Since TP53 mutation was found to have an association with immune response, it was integrated with 22 immune cells for screening the lethal features according to LASSO-COX analysis. As shown in Figure 2, the minimum λ value resulted in five non-zero coefficients, viz., TP53 mutation, CD8+ T cells, CD4+ memory resting T cells (CD4+ T cells), regulatory T cells (Tregs), and M0 Macrophages (Macrophages). Subsequently, patients in the combined cohort were randomly divided into training (n=166) and validation cohorts (n=166) to confirm the reliability of subsequent analysis (Table S1). The three cohorts were all divided into two subgroups by clustering analysis, based on the five lethal features (Figure 2). An interesting observation in all the three cohorts was that the OS of HCC patients with immunotype B was consistently poorer compared to that in patients with immunotype A (P=0.025; P=0.002; P=0.001) (Figure 2).

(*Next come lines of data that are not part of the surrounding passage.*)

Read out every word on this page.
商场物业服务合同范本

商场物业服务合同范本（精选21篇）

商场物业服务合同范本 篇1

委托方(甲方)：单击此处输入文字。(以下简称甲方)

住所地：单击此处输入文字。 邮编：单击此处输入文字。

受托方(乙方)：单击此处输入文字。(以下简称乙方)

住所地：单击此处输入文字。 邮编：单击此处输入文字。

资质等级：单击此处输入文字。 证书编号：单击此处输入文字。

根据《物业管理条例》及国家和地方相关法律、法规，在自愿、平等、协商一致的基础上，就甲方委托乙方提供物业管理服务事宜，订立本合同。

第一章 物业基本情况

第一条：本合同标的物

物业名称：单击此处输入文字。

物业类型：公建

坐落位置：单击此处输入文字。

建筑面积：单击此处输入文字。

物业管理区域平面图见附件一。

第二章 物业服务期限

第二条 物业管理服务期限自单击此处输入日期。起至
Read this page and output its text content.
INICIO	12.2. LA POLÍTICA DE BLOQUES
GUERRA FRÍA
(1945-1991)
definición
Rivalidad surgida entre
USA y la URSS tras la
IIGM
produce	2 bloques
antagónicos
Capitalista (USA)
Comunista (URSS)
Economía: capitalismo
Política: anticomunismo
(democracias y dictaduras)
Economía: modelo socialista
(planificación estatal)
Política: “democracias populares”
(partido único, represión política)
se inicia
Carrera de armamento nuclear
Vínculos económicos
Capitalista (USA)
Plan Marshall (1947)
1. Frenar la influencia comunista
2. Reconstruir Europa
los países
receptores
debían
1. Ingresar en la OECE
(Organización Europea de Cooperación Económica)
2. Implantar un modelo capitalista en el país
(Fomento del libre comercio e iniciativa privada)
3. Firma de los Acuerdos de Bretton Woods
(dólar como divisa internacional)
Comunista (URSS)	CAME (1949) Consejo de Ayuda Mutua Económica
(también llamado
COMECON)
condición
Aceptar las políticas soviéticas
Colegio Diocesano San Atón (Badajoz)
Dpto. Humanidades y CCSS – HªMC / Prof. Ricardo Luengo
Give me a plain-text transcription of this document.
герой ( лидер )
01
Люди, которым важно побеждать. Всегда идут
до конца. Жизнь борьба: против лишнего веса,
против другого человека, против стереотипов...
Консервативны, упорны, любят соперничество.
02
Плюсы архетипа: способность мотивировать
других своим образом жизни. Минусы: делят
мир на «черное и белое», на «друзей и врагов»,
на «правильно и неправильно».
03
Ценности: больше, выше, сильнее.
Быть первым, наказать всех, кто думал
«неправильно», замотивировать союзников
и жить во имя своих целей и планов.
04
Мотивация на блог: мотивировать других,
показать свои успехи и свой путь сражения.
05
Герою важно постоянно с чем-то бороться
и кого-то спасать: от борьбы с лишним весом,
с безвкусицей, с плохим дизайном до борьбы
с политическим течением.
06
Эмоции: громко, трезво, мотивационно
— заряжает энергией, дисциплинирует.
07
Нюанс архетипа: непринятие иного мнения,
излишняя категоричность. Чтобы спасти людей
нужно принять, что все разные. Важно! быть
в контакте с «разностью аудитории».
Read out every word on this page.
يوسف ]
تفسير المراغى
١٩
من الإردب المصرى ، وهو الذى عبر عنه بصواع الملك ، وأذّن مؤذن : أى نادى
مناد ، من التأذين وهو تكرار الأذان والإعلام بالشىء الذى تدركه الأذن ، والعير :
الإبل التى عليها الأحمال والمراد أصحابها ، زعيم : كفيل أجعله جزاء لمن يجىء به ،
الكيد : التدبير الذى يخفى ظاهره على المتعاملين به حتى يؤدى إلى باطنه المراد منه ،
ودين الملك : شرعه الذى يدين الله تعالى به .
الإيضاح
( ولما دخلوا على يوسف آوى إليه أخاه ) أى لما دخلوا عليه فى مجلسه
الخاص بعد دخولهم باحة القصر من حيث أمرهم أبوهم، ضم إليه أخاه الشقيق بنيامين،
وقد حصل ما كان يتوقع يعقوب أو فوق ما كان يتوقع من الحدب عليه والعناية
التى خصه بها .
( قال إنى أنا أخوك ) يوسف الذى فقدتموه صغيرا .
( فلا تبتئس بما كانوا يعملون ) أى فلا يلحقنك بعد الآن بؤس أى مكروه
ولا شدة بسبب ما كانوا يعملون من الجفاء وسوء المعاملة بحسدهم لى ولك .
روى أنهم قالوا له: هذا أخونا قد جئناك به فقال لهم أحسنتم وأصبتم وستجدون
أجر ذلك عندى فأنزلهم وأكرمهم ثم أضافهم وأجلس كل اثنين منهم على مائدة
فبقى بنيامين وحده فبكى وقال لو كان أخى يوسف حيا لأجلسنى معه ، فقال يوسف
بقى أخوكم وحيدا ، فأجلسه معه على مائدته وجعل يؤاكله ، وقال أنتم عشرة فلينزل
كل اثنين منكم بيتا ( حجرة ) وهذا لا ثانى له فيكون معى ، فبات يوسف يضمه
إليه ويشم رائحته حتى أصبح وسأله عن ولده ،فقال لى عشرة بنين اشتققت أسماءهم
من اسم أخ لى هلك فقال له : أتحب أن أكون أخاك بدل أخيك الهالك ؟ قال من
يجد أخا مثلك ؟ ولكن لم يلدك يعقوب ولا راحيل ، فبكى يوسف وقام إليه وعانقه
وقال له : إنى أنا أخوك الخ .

Figure 2 Screening of lethal features and identification of immunotypes. (A) The lethal features were screen according to the integration of 22 immune cells with TP53 mutation by LASSO-COX analysis. Cross-validated error curve used to select optimal λ value according to partial likelihood deviance. Dotted vertical lines were produced at the optimal values according to the minimum criteria. (B) A coefficient profile plot of 23 parameters was drawn against the log (λ) sequence, and the minimum λ value resulted in 5 nonzero coefficients. (C) Clustering heatmap of immunotypes for training cohort (n=166). (D) Kaplan-Meier survival curves indicated that immunotype B subgroup was significantly associated with favorable prognosis of HCC patients in the training cohort (P=0.025). (E) Clustering heatmap of immunotypes for validation cohort (n=166). (F) HCC patients with immunotype B experienced a shorter OS, compared with those with immunotype A in the validation cohort (P=0.002). (G) Clustering heatmap of immunotypes for the combined cohort (n=332). (H) Kaplan-Meier curves illustrating OS probability according to immunotypes in combined cohort (P<0.001). OS, overall survival. HCC, hepatocellular carcinoma; LASSO-COX, least absolute shrinkage, and selection operator-proportional hazards regression model.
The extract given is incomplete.